Abstract
Healthcare is essential in pandemic times, but it is crucial for the well-being
of daily life. Many countries allocate substantial funds towards providing high-quality
healthcare services. As healthcare expenses escalate, policymakers and funders are
increasingly focused on investigating the underlying factors driving the high costs of
medical resources. A comprehensive analysis carried the required expenses towards
identification, valuation, and measurement of resources utilized for the diagnosis
process. The objective of the chapter is to provide how the data analysis is carried
which helps to identify fraudulent behaviors. The generated model assists health
management organizations in identifying suspicious behaviors toward claims.
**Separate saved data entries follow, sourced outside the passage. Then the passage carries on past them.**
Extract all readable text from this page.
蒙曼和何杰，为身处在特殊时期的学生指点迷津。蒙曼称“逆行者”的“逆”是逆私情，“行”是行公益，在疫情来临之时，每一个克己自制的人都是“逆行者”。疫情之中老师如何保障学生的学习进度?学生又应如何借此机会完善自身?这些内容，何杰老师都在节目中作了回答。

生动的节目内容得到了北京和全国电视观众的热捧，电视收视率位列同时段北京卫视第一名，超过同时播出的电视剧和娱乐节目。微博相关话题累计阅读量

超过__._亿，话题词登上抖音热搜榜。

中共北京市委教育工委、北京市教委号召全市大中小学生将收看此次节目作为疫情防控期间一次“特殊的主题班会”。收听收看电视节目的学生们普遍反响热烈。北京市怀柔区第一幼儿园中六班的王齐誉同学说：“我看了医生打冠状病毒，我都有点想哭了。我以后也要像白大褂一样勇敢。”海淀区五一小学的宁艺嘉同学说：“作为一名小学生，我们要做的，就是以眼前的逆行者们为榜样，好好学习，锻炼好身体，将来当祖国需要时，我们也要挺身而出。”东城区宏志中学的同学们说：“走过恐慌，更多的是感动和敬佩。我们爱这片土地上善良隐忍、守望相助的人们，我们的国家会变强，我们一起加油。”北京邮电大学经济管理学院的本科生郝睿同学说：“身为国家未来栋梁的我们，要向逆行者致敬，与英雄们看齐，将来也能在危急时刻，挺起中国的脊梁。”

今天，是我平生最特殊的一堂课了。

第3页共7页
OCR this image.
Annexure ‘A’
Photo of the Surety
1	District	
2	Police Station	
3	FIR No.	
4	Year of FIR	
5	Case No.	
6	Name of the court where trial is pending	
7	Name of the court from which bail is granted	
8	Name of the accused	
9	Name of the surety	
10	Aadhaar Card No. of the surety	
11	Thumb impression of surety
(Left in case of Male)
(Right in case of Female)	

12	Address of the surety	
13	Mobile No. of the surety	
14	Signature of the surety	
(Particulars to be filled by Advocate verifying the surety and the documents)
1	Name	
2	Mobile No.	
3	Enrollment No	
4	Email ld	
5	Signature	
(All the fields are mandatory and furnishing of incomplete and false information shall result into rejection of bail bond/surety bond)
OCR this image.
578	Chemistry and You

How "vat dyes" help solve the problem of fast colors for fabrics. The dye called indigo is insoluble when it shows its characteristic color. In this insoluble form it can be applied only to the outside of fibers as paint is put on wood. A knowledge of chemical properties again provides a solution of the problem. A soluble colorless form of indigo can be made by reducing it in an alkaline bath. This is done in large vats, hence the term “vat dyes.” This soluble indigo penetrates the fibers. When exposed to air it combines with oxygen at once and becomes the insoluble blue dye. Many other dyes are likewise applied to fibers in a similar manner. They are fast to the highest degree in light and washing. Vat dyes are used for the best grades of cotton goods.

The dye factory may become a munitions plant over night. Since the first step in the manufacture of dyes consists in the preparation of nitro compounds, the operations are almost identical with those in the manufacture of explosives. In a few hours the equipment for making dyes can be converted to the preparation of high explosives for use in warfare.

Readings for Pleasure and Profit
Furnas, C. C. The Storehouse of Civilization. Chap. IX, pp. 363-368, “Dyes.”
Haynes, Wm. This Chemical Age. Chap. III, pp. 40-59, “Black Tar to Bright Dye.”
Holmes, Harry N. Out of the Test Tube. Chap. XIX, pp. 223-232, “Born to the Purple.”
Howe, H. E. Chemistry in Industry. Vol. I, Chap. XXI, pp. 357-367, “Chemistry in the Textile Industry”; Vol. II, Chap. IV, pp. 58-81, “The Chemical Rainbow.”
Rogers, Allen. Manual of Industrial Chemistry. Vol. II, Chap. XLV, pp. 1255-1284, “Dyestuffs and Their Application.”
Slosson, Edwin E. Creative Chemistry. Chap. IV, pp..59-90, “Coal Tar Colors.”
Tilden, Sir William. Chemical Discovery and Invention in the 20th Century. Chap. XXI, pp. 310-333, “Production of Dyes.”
Healthcare fraud is a severe threat to global health results, and could lead to misuse,
scarce resources, and negative impacts on healthcare access, infrastructures, and social
determinants of health. Healthcare fraud is associated with increased healthcare costs in
most of the leading countries. The proposed research work provides an estimation
mechanism for utilizing health resources and their impacts on healthcare costs. This
chapter proposes strategic ways of handling healthcare data to prevent future healthcare
fraud, decrease healthcare expenditure, and adequately use resources to benefit the
population. This chapter works on three primary datasets and a synthetic dataset
aggregated from the primary datasets. The data preprocessing is carried out at different
levels of the model, which truly enhances the data quality. The model is constructed at
three levels; the first level analyzes datasets in which it extracts the primary features
and provides constructive decisions and outcomes on the processing of data.
Regressive analysis of the hierarchical grouping mechanism helps to know the detailed
features that could affect healthcare and prevent resource misuse.
Keywords: Healthcare, Machine Learning, Fraud detection, Statistical, Supervised, Decision.